An exhibition is being staged to rediscover Chadwell Heath's long-lost Victorian artist Henry Gillard Glindoni whose fame faded more than a century ago.

It opens at Valence House Museum, little more than a mile from where he spent the last 30 years of his life living and painting.

His most famous works include John Dee performing an experiment in front of Queen Elizabeth I and one of the 1684 Frost Fair on the frozen Thames painted in 1900.

The exhibition, opening on July 6, aims to bring Glindoni back in the spotlight with items from the museum’s own collection and loans from the Wellcome and other national collections.

Many of his paintings are on loan through a Garfield Weston Foundation programme for local authority museums like Valence House.

“Our aim is to help smaller museums tell compelling stories,” the foundation’s Sophia Weston said. “The exhibition in Dagenham introduces Glindoni’s work to a new audience.”

Glindoni was a prolific artist with commissions for book, magazine and catalogue illustrations and commercial adverts alongside his historic paintings, drawings, prints, sketches and watercolours.
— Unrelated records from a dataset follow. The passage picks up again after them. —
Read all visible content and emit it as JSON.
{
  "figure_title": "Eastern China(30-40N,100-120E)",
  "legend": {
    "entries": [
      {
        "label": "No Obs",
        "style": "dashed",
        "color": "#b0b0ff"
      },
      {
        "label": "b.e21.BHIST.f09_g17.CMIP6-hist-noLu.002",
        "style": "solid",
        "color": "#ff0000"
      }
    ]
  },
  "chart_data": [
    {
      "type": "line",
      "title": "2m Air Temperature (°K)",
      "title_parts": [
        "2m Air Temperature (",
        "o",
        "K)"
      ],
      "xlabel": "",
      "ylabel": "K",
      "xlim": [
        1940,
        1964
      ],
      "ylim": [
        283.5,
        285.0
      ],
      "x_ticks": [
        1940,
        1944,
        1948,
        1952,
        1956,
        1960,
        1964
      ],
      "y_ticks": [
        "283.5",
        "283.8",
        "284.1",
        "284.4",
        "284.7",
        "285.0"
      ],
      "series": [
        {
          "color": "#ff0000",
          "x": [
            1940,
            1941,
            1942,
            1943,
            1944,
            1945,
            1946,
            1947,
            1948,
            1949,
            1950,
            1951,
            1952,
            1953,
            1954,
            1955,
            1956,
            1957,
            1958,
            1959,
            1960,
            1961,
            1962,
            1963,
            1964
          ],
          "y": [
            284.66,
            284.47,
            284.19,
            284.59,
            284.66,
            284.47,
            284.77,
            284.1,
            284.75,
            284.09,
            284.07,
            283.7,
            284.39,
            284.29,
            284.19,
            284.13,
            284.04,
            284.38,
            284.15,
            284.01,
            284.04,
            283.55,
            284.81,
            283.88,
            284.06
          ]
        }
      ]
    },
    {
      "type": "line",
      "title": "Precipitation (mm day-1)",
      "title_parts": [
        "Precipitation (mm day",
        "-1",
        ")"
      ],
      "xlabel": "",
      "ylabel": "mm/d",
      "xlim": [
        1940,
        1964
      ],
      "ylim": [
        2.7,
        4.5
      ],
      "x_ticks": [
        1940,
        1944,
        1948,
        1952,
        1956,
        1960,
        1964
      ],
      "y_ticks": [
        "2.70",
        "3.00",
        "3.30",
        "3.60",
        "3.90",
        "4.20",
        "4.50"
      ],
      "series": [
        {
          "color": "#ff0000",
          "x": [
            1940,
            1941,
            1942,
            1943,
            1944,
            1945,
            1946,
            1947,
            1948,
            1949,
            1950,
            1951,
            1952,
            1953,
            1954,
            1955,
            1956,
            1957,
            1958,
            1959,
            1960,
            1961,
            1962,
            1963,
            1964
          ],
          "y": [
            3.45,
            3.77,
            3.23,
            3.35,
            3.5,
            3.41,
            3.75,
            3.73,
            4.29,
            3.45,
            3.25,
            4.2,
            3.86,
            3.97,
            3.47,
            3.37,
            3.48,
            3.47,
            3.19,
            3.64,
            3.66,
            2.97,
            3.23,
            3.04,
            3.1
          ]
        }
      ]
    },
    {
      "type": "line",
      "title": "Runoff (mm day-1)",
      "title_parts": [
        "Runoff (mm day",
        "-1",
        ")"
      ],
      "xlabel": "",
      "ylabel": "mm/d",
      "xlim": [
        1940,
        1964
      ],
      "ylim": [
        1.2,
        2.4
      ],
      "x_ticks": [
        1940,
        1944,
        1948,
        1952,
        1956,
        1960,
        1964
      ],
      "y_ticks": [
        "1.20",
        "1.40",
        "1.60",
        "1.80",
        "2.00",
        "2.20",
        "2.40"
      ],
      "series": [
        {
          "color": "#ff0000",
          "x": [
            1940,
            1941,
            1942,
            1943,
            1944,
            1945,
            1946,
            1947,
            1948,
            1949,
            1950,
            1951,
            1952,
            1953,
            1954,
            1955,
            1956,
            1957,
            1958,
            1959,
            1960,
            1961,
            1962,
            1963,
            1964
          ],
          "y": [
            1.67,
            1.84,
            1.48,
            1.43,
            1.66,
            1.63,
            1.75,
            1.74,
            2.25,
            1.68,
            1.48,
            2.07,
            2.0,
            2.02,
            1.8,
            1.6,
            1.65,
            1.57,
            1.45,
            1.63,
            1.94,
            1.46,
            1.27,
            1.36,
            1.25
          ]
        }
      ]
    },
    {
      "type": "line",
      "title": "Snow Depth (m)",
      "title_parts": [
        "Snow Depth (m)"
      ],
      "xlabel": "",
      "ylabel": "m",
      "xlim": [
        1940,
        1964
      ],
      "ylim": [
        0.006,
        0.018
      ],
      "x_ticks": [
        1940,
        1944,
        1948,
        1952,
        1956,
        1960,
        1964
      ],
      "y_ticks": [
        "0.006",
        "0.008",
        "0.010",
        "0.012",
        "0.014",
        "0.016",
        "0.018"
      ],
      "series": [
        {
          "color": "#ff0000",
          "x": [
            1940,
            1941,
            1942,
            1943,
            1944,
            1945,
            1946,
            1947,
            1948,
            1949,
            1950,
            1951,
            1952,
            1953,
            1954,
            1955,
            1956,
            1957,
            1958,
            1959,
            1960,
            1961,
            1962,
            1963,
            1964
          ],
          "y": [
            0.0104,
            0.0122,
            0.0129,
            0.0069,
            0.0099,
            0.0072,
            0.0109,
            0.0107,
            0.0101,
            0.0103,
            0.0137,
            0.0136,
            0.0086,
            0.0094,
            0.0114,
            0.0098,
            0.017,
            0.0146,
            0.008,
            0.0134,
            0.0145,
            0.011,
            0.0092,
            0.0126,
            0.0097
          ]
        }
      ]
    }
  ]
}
He was imbued with the romantic ideology of the Victorian age, like his surname which he glamourised to sound Italian.

Although born in Lambeth in 1850, he became a child actor, theatre scenery painter, minstrel and choirboy all before the age of 21.

The young Henry was influenced by his grandfather, an artist at Drury Lane Theatre in Covent Garden who took him to the British Museum as a child to sketch objects for theatre scenery.  
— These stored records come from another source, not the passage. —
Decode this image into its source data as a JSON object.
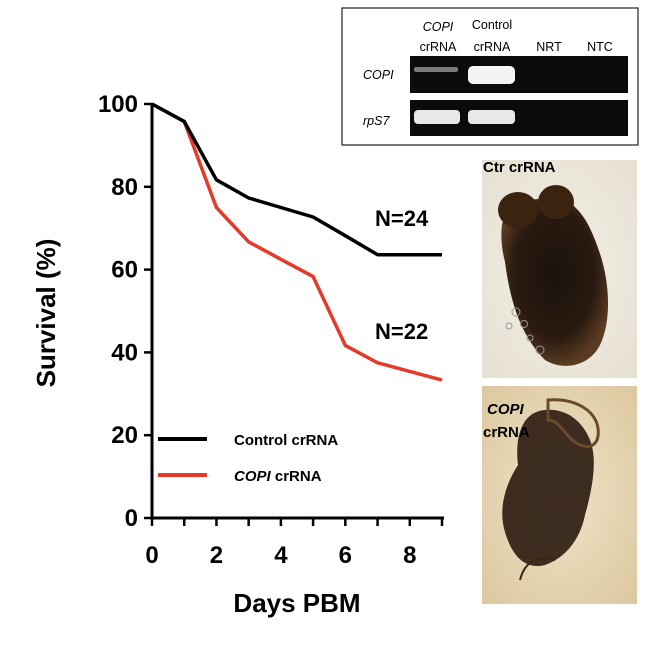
{
  "chart_data": {
    "type": "line",
    "xlabel": "Days PBM",
    "ylabel": "Survival (%)",
    "xlim": [
      0,
      9
    ],
    "ylim": [
      0,
      100
    ],
    "xticks": [
      "0",
      "2",
      "4",
      "6",
      "8"
    ],
    "yticks": [
      "0",
      "20",
      "40",
      "60",
      "80",
      "100"
    ],
    "grid": false,
    "legend_position": "bottom-left",
    "series": [
      {
        "name": "Control crRNA",
        "color": "#000000",
        "x": [
          0,
          1,
          2,
          3,
          4,
          5,
          6,
          7,
          8,
          9
        ],
        "y": [
          100,
          95.8,
          81.7,
          77.3,
          75,
          72.7,
          68.2,
          63.6,
          63.6,
          63.6
        ],
        "n_label": "N=24"
      },
      {
        "name": "COPI crRNA",
        "name_italic": "COPI",
        "name_rest": " crRNA",
        "color": "#e53a2a",
        "x": [
          0,
          1,
          2,
          3,
          4,
          5,
          6,
          7,
          8,
          9
        ],
        "y": [
          100,
          95.8,
          75,
          66.7,
          62.5,
          58.3,
          41.7,
          37.5,
          35.4,
          33.3
        ],
        "n_label": "N=22"
      }
    ]
  },
  "gel": {
    "lanes": [
      {
        "line1": "COPI",
        "line1_italic": true,
        "line2": "crRNA"
      },
      {
        "line1": "Control",
        "line1_italic": false,
        "line2": "crRNA"
      },
      {
        "line1": "NRT",
        "line1_italic": false,
        "line2": ""
      },
      {
        "line1": "NTC",
        "line1_italic": false,
        "line2": ""
      }
    ],
    "rows": [
      "COPI",
      "rpS7"
    ]
  },
  "photos": [
    {
      "label_line1": "Ctr crRNA",
      "label_line2": "",
      "italic_first": false
    },
    {
      "label_line1": "COPI",
      "label_line2": "crRNA",
      "italic_first": true
    }
  ]
}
He grew up to be a popular artist who exhibited at the Royal Academy in 1873 and would go on to show 39 works over the next 32 years and was elected a member of the Royal Society of British Artists.
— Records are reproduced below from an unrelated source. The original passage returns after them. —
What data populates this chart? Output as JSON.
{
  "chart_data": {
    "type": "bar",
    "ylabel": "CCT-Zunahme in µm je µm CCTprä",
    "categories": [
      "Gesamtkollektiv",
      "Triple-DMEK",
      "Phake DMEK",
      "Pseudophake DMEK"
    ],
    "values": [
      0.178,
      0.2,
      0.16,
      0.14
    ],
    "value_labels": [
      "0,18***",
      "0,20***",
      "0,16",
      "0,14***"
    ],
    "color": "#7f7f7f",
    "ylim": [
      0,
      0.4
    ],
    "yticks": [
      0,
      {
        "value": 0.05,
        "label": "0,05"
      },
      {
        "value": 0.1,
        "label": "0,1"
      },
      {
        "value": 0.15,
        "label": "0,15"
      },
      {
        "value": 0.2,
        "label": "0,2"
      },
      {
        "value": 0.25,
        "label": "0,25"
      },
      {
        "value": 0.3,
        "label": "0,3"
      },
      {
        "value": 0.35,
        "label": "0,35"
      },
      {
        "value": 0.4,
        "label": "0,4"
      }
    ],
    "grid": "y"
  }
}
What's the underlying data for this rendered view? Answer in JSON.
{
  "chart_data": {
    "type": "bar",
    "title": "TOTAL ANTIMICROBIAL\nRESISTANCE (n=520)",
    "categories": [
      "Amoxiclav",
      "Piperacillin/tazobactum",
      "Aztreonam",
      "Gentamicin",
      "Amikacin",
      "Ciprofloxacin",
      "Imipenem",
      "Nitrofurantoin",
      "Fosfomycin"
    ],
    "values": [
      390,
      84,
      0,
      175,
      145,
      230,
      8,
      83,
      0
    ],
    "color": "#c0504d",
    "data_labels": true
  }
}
Glindoni moved to Chadwell Heath in 1885 with his young family to live in a newly-built villa on the corner of Whalebone Lane and Mill Lane. His studio years later became a small corner shop that’s still there today.

He often used his daughter Esther as a model for his paintings. Some of his best works were created in the area before he died in 1913 aged 62.

Rediscovering Dagenham’s forgotten artist runs from July 6 to November 30 at Valence House Museum in Becontree Avenue, Dagenham. Entry is free.